Moreover, it doesn’t really matter whether Inergy has an accident at its Seneca lake facility or not. The mere perception that water necessary for growing wine grapes just might be tainted with the pollutants involved in liquid Petroleum Gas is quite enough to kill an economy dependent on the making, the celebrating, the tasting, the touristing of wine. “Make Wine, Not Brine,” reads a bumper sticker.

But it’s far more than the economy of the Souther Tier that’s at risk. It’s the necessary conditions of life.

Scroll back up to that dancey-pancey little girl and her hoola-hoop–and imagine her with a neurological disorder caused by exposure to frack toxins. Our Inergy-Monster is your Inergy-Monster. Our MARC I pipeline is Your MARC I pipeline. And if you need even a moment more worth of convincing, perhaps a gander at the skeletal structure of a brand new compressor station will do the trick. This one sits at the top of what used to be a hill–a hill: an ecological system rife with life and the necessary conditions of life. This one is the subject of a series of photo-documentary that I wished I had begun even sooner. The five photographs at the end of the article will give you an idea.

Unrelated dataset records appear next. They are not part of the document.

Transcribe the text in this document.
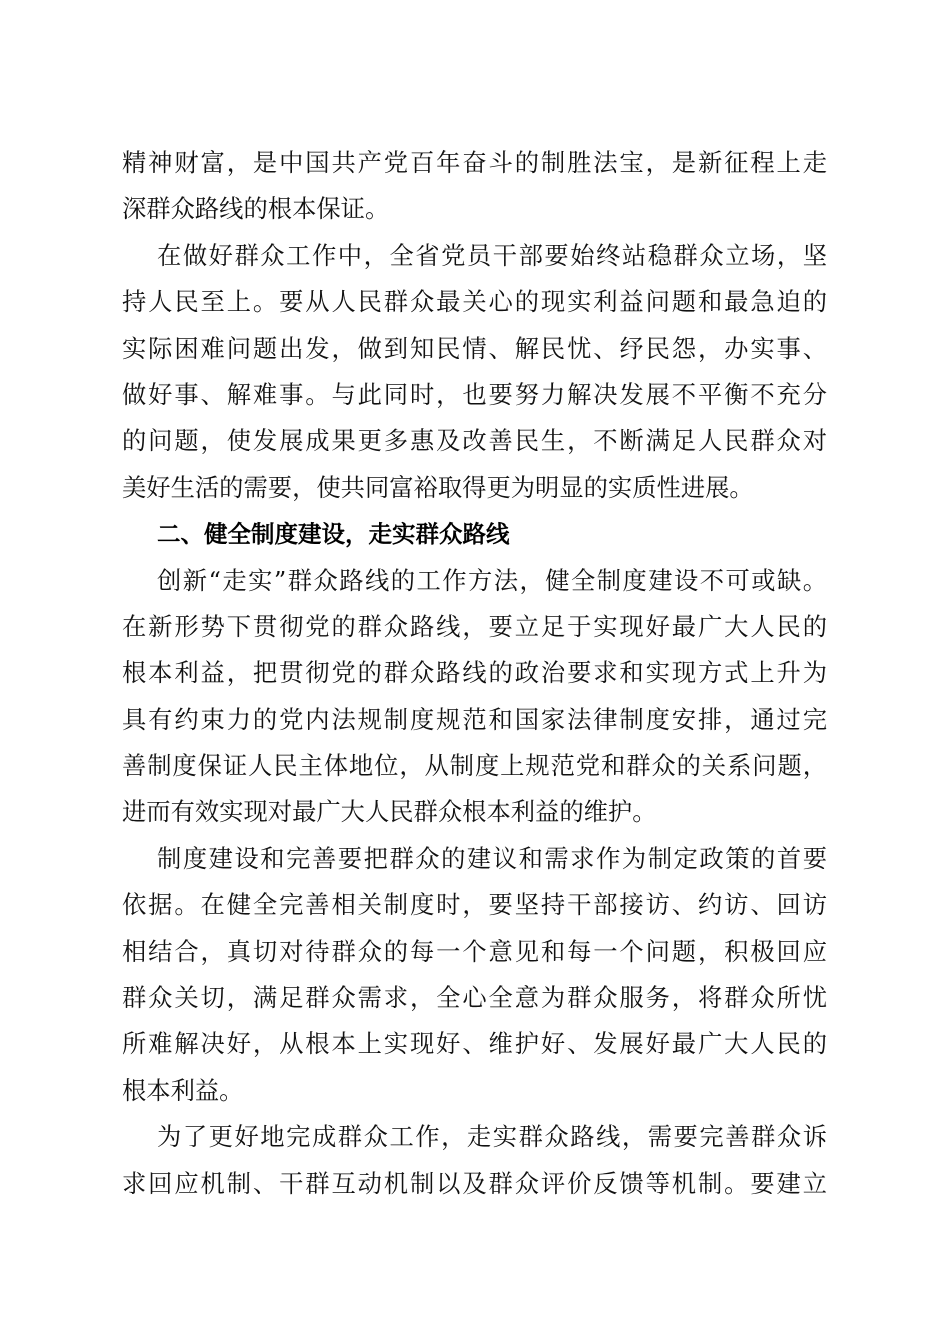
精神财富，是中国共产党百年奋斗的制胜法宝，是新征程上走
深群众路线的根本保证。
在做好群众工作中，全省党员干部要始终站稳群众立场，坚
持人民至上。要从人民群众最关心的现实利益问题和最急迫的
实际困难问题出发，做到知民情、解民忧、纾民怨，办实事、
做好事、解难事。与此同时，也要努力解决发展不平衡不充分
的问题，使发展成果更多惠及改善民生，不断满足人民群众对
美好生活的需要，使共同富裕取得更为明显的实质性进展。
二、健全制度建设，走实群众路线
创新“走实”群众路线的工作方法，健全制度建设不可或缺。
在新形势下贯彻党的群众路线，要立足于实现好最广大人民的
根本利益，把贯彻党的群众路线的政治要求和实现方式上升为
具有约束力的党内法规制度规范和国家法律制度安排，通过完
善制度保证人民主体地位，从制度上规范党和群众的关系问题，
进而有效实现对最广大人民群众根本利益的维护。
制度建设和完善要把群众的建议和需求作为制定政策的首要
依据。在健全完善相关制度时，要坚持干部接访、约访、回访
相结合，真切对待群众的每一个意见和每一个问题，积极回应
群众关切，满足群众需求，全心全意为群众服务，将群众所忧
所难解决好，从根本上实现好、维护好、发展好最广大人民的
根本利益。
为了更好地完成群众工作，走实群众路线，需要完善群众诉
求回应机制、干群互动机制以及群众评价反馈等机制。要建立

Compressor Station Construction Project and MARC I pipeline, Janet Hock Road, Davidson Township, Sullivan County, Pennsylvania–about two hours from The Big Splash–and only and hour and a half from the New York Border.

Photo by Wendy Lee
Look at this last photo in the series–the one that resembles a bomb, the one you can imagine a little man riding on in some anti-war spoof flick. In truth, it is a bomb–an explosive of the worst possible sort because it’s the pipe-bomb that’s going to be buried under layers and layers of cosmetic flora and fauna designed to make us forget that there are miles and miles of pipeline reaching its bony hand-of-god fingers out to eventually arrive at Dominion’s Cove Point, Maryland Liquid Natural gas Export Facility–and then out to the global “free” market–converting the water forever destroyed by fracking, lake pollution, and creek destruction into the wine of genocidal profiteering.

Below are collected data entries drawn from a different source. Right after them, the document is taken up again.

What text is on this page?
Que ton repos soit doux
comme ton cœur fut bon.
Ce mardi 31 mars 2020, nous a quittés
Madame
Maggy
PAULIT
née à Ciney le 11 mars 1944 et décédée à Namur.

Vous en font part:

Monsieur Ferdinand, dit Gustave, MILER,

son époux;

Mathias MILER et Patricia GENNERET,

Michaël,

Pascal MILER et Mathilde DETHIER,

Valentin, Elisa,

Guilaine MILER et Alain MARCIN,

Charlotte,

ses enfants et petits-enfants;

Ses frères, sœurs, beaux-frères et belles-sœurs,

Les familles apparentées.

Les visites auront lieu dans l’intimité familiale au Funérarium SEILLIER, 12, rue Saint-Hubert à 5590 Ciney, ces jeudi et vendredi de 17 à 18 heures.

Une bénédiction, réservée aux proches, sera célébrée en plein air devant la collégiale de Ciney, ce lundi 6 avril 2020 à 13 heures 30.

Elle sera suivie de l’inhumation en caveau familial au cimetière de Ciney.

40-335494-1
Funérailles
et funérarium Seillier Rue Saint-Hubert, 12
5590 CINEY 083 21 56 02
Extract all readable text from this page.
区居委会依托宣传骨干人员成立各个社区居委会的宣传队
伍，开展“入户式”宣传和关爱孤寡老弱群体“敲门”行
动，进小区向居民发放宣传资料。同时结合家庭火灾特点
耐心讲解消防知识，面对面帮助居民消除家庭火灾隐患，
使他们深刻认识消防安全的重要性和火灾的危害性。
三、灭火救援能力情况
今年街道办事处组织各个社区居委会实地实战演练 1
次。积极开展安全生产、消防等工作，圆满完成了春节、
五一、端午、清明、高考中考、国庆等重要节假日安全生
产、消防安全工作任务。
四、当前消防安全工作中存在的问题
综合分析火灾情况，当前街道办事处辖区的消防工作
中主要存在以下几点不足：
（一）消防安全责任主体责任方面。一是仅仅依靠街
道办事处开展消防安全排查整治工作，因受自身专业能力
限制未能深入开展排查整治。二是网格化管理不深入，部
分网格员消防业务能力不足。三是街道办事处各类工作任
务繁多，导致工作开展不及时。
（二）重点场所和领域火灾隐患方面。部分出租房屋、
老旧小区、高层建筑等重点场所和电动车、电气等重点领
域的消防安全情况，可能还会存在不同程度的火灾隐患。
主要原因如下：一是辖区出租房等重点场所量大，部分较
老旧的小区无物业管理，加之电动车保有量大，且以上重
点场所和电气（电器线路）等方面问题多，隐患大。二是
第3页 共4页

But let’s get back to The Big Splash.I can’t afford to think that it’s too late for New Yorker’s to force the fracking-monster back into its bottle–because if it’s too late for New York, it’s too late for the world I love: rural Pennsylvania–with its glorious World Ends, its Loyalsocks, its Rock Runs.


And I cannot–who can?–believe it’s too late for this little “cracker cruncher” (it’s printed on his coveralls) rockin’ out to the reggae band that came on after my five minutes of screaming. He deserves a future. I demand he have it. And you know what else? It’s not good enough that all he gets to have is clean water. I demand he get to have wine.